Some light post-holiday reading from our friends at WikiLeaks: thousands of pages of documents dating from 2002 to 2008, memoranda from JTF-GTMO, the Joint Task Force at Guantánamo Bay, to US Southern Command in Miami, Florida — the cases of the majority of the prisoners held at Guantánamo, 758 out of 779 in total.
As the WikiLeaks precede outlines, what the Guantánamo files reveal, primarily, is “that only a few dozen prisoners are genuinely accused of involvement in terrorism”.
Concurrently, a report into the role of health providers assigned to the US Department of Defense at Guantánamo, who “should have been in a position to observe and document physical and psychological evidence of torture and ill treatment”, was released yesterday. The medical records, client affidavits, attorney-client notes and legal declarations of medical experts of nine GTMO detainees were reviewed. In all cases the allegations of torture and ill treatment were consistent with physical and psychological evidence of torture and ill treatment documented in the medical records and in evaluations by non-governmental experts. But the “medical personnel responsible for the detainees’ routine medical and mental health care failed to inquire about and/or document the causes of the physical injuries and psychological symptoms that they observed”. Instead, they attributed psychological symptoms to “personality disorders” and “routine stressors of confinement”.

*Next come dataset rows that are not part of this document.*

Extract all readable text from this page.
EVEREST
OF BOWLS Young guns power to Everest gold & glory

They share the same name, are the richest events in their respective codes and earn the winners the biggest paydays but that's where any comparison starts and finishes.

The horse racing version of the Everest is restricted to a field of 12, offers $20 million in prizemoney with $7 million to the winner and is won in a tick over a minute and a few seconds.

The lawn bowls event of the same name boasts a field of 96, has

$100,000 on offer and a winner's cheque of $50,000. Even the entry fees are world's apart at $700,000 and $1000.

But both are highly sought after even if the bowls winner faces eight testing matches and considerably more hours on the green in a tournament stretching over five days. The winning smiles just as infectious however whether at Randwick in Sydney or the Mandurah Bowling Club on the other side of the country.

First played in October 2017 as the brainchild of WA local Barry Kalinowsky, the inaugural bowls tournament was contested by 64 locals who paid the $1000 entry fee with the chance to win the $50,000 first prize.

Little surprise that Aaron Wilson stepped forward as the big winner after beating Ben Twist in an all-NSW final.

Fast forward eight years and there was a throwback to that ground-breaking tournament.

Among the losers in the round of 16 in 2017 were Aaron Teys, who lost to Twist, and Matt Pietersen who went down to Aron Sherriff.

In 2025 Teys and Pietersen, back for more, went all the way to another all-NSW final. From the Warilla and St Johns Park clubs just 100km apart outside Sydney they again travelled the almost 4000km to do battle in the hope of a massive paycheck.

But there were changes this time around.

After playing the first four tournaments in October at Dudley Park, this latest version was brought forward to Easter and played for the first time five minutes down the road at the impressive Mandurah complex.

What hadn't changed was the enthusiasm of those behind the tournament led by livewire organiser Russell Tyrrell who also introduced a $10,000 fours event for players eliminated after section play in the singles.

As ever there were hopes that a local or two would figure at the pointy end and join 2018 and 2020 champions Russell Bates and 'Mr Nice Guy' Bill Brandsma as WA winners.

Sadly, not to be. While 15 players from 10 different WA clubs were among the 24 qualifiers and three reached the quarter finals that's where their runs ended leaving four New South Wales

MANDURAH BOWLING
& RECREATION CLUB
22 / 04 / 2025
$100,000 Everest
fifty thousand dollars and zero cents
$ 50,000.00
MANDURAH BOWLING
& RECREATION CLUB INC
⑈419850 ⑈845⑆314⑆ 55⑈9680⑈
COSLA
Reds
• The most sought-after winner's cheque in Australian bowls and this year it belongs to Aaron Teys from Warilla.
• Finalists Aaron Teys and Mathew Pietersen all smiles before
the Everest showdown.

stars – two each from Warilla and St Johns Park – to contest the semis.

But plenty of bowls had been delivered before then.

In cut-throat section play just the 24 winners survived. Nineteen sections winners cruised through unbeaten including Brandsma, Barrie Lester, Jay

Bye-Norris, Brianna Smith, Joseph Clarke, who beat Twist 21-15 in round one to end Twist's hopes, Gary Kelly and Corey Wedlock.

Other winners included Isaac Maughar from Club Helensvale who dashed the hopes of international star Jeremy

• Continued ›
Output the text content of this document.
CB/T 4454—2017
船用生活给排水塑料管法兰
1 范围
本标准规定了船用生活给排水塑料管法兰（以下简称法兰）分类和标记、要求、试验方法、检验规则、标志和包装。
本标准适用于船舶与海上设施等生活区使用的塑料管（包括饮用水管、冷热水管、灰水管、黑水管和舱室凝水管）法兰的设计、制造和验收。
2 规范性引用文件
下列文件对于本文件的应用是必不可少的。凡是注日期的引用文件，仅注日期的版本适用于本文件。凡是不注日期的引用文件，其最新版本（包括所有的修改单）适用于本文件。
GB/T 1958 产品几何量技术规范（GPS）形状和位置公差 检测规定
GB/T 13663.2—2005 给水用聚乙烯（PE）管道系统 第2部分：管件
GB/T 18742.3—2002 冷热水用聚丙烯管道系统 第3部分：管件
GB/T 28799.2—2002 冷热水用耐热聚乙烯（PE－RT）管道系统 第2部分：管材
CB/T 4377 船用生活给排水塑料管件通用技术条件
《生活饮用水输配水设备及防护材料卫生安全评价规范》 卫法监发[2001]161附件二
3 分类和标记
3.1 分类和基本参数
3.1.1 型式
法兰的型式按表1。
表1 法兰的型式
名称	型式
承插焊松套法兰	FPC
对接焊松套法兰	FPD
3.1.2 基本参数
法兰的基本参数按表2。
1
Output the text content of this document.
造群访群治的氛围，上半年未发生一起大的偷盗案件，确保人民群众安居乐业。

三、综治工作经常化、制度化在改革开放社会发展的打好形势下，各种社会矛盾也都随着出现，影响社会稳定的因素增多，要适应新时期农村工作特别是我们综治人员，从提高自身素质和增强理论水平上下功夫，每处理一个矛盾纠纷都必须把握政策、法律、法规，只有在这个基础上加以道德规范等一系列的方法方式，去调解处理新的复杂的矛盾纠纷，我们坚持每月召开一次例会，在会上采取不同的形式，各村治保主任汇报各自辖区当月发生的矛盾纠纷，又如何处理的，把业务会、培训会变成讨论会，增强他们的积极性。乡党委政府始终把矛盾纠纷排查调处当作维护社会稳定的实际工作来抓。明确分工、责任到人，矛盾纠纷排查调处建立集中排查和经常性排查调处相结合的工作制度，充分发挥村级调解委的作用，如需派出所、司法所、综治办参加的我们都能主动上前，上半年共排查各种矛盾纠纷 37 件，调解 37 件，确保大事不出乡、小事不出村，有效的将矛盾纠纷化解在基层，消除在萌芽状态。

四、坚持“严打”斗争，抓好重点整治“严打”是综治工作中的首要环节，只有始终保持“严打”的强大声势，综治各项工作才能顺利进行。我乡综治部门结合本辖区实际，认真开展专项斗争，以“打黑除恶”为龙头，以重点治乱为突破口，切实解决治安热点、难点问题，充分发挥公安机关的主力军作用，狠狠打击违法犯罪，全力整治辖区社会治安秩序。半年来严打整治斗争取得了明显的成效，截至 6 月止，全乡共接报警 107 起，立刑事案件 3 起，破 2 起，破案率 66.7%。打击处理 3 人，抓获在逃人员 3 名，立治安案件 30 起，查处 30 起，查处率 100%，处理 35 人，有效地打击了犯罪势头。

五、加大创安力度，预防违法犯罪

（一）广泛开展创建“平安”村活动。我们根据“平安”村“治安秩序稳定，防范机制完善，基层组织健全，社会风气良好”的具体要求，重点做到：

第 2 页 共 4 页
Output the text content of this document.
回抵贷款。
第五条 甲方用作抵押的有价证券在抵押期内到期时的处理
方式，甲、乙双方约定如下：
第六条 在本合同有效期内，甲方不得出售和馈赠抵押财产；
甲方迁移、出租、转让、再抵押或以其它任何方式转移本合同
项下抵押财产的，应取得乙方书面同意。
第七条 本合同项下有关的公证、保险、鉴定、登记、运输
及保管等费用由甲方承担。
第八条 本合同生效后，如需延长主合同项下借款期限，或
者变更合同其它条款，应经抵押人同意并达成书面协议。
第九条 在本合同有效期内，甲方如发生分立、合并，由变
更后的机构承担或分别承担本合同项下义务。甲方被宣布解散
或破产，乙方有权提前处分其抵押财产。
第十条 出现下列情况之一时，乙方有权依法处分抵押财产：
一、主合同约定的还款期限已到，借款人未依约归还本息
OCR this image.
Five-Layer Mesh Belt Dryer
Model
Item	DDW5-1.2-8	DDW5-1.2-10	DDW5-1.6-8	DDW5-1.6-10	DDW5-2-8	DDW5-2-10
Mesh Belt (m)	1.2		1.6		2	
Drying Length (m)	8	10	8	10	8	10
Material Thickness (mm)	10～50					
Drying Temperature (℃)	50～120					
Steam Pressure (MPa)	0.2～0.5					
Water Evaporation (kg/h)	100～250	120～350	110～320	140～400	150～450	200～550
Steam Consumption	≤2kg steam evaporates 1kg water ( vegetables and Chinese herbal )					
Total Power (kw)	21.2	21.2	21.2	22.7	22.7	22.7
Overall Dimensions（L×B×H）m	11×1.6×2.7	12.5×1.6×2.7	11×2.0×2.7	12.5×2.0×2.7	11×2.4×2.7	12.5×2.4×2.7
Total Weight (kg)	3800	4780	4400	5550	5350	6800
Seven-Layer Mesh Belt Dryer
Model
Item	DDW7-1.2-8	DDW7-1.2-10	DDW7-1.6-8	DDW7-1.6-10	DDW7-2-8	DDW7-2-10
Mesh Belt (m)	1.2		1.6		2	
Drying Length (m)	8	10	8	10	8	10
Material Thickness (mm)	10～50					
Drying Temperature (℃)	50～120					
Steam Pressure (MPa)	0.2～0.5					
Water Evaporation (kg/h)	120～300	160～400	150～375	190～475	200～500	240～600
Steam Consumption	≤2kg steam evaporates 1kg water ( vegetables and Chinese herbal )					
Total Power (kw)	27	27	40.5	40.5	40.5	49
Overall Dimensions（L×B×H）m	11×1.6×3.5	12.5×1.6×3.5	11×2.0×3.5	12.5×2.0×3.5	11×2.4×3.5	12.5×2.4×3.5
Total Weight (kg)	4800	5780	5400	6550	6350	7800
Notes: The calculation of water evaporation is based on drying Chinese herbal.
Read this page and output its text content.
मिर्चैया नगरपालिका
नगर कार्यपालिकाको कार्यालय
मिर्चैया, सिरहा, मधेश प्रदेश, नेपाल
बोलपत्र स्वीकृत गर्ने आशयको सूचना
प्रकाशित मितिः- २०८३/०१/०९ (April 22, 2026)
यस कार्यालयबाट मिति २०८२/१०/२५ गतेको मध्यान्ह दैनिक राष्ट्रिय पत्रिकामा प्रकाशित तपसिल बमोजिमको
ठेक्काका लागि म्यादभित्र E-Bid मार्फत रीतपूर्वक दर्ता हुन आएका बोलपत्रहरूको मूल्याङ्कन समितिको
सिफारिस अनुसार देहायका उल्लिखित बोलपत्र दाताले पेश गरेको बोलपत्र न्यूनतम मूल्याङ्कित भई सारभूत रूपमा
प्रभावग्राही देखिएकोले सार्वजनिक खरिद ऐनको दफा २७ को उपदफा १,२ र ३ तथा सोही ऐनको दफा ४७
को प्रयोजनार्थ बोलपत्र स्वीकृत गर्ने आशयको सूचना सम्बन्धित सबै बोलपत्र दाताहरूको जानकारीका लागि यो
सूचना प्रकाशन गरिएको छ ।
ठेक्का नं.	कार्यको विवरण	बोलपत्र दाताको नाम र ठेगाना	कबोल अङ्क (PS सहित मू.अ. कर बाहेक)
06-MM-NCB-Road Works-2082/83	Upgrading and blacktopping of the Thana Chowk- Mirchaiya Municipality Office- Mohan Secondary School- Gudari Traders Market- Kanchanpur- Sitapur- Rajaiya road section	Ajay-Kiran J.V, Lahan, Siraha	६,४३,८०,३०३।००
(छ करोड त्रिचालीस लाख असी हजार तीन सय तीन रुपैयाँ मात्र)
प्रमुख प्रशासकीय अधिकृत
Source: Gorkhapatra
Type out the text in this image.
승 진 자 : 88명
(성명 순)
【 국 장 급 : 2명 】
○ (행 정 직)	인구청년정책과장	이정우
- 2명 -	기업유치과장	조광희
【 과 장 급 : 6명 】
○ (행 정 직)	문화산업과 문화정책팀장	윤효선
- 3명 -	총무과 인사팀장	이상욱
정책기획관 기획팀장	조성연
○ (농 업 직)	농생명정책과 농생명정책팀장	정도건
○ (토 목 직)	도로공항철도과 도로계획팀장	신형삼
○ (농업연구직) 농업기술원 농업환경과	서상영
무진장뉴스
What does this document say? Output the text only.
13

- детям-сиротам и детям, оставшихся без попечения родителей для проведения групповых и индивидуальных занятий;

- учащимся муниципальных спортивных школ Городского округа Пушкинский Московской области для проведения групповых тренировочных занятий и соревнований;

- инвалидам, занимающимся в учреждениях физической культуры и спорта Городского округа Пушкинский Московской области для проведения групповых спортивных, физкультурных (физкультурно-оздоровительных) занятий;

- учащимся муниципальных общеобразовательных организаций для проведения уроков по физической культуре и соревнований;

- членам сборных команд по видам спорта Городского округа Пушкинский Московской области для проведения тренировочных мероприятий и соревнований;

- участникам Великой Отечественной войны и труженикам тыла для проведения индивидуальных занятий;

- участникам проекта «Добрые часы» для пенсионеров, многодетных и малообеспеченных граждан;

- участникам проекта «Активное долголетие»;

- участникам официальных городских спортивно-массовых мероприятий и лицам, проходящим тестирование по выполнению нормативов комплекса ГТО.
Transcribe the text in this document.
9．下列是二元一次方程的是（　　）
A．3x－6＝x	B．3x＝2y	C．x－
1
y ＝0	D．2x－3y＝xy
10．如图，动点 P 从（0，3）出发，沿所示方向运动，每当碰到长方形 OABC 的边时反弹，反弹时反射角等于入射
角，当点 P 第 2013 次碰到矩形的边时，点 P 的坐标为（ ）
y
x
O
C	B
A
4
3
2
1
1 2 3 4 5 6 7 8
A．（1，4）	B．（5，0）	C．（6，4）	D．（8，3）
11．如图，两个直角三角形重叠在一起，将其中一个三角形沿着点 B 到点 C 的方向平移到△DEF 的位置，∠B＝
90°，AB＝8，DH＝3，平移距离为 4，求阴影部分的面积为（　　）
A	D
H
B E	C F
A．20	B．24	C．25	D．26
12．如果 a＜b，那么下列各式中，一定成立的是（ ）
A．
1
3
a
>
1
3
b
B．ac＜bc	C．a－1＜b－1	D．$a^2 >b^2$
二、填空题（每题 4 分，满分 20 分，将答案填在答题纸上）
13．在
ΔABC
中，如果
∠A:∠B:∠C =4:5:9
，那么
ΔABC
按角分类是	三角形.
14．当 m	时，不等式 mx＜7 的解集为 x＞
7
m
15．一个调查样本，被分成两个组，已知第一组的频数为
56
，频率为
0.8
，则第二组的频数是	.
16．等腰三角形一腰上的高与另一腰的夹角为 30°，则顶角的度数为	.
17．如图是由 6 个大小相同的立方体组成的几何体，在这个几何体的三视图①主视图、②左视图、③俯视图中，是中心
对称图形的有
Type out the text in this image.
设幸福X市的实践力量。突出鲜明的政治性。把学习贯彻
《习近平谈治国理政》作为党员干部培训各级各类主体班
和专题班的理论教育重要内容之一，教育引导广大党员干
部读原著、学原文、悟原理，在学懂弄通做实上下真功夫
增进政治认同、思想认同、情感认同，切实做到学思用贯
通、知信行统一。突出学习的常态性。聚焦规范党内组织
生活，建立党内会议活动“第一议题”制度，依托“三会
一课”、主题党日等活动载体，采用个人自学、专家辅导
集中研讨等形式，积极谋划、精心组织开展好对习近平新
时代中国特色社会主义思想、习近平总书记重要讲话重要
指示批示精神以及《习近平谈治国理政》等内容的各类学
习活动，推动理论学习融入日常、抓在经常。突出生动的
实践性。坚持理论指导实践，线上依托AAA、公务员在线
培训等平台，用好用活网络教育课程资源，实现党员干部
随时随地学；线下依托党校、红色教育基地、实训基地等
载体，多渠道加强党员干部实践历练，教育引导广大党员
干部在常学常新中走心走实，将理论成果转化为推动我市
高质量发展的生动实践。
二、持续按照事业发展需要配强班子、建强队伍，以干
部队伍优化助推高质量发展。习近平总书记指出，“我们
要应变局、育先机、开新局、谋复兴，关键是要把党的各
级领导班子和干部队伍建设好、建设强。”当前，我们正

Will any of these revelations come to anything? This is a facility that remains open, despite President Obama’s pledge to shut it down within his first year of office.
As The Atlantic‘s Andrew Sullivan points out today: “Either there is a rule of law or there isn’t. Either we are a civilized country or we are not.” The silence from the White House — save for again condemning the leaks “in the strongest possible terms” — speaks volumes.